When treating an individual, in my opinion, making a diagnosis is rather unimportant compared to learning the details of that person's life and the struggles which have brought that person to the need for professional treatment. When you, for example, tell me that misery has become a companion, I think I have an idea of what you mean, and if you were my patient, I would be far more interested in finding out more about that along with your other ways of dealing with your unstable moods, than in deciding if you meet the criteria for hypomania, dysthymia, or any other DSM category. I might or might not make a diagnosis, but if I did, I would not rely upon it as a way of understanding you. Understanding you would be a ongoing project while the diagnosis—assuming I even made one—would simply be a convenience I might need for one purpose (insurance, for example) or another.
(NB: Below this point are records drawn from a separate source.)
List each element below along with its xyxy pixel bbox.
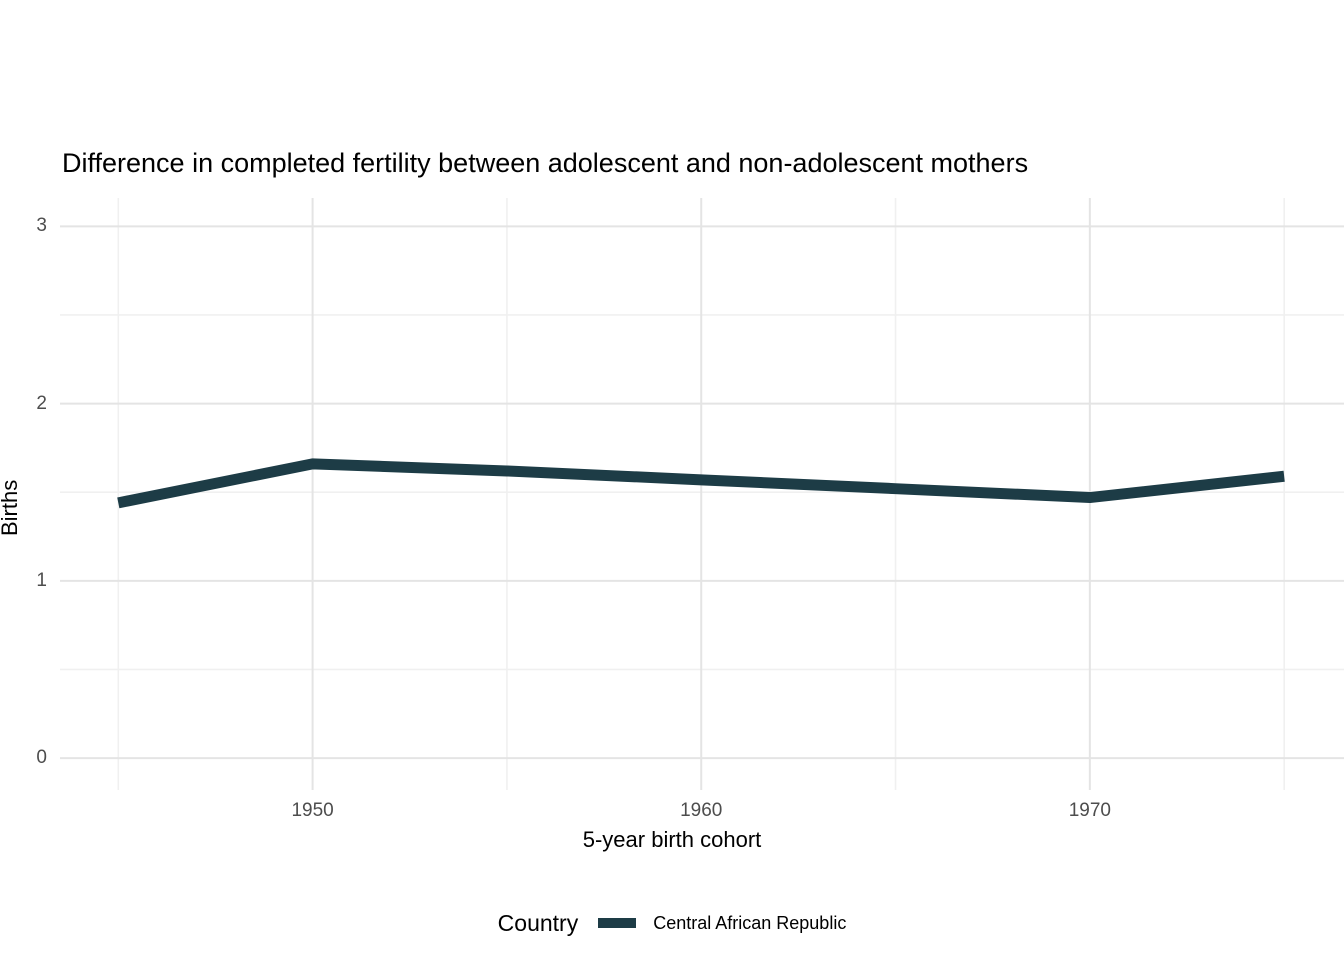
series-line-central-african-republic bbox=[117, 458, 1285, 509]
x-tick-label: 1950 bbox=[291, 800, 334, 821]
y-axis-title: Births bbox=[0, 479, 22, 536]
y-tick-label: 1 bbox=[36, 569, 47, 591]
legend: Country Central African Republic bbox=[0, 903, 1344, 943]
x-tick-label: 1970 bbox=[1068, 800, 1111, 821]
x-axis-title: 5-year birth cohort bbox=[582, 827, 762, 852]
x-tick-label: 1960 bbox=[680, 800, 723, 821]
legend-entry-label: Central African Republic bbox=[653, 912, 847, 933]
legend-entry: Central African Republic bbox=[598, 913, 846, 934]
legend-title: Country bbox=[497, 909, 579, 936]
legend-line-key-icon bbox=[598, 918, 637, 928]
y-tick-label: 2 bbox=[36, 392, 47, 414]
y-tick-label: 3 bbox=[36, 215, 47, 237]
y-tick-label: 0 bbox=[36, 747, 47, 769]
plot-title: Difference in completed fertility betwee… bbox=[62, 148, 1029, 178]
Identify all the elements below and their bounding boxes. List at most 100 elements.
In other words, the various so-called mental disorders and their diagnostic criteria belong to a system of generalities, while your particular struggles, mood changes, your suffering, and how you manage to live your life while depressed--all that--are the specifics, which, in my view, are what really determines what kind of treatment might help, and what I might be able to do to help with that treatment.
I hope I have made this clear, Rachel. If so, perhaps you might think less about the DSM its generalities, and more about your own unique life and its specifics.
Thank you so much for replying. I see what you mean about the DSM. I
shouldn't try to define myself by what DSM categories I fit into. I
guess I just wanted to understand what's wrong with me, to have a
reason behind the way I am. Sometimes my life, present and past, seem
like a jumbled mess. Things seem to be falling apart, and they always
were. Even my memories elude me. So, it seems hopeless to try to
organize my mess of a life to assess what my problem is and how to
begin fixing it. To me a diagnosis seemed the next best thing. I will
take what you said to heart, a diagnosis is not really what's
important. Thanks for your help.
How wonderful that you understood this. I know both from your letter and from my professional experience with mood disorders how challenging all this is for you, and how hopeless you must feel at times. Nevertheless, I also heard in your letter an intelligence and a strength which I believe will serve you better if you stop trying to reason this out--there is no reason: things just are the way they are (or as they say in Zen, "In the garden, tall bamboo, short bamboo")--and simply try see yourself from moment to moment as you are.
You mentioned having periods of feeling good. I doubt that those periods are mania but probably more just normalcy. When you are feeling down, try to remember that there will be relief. When you are not feeling down, enjoy.
You are young, and I feel for you and the difficulties you face. I hope you are getting good help with therapy and medication.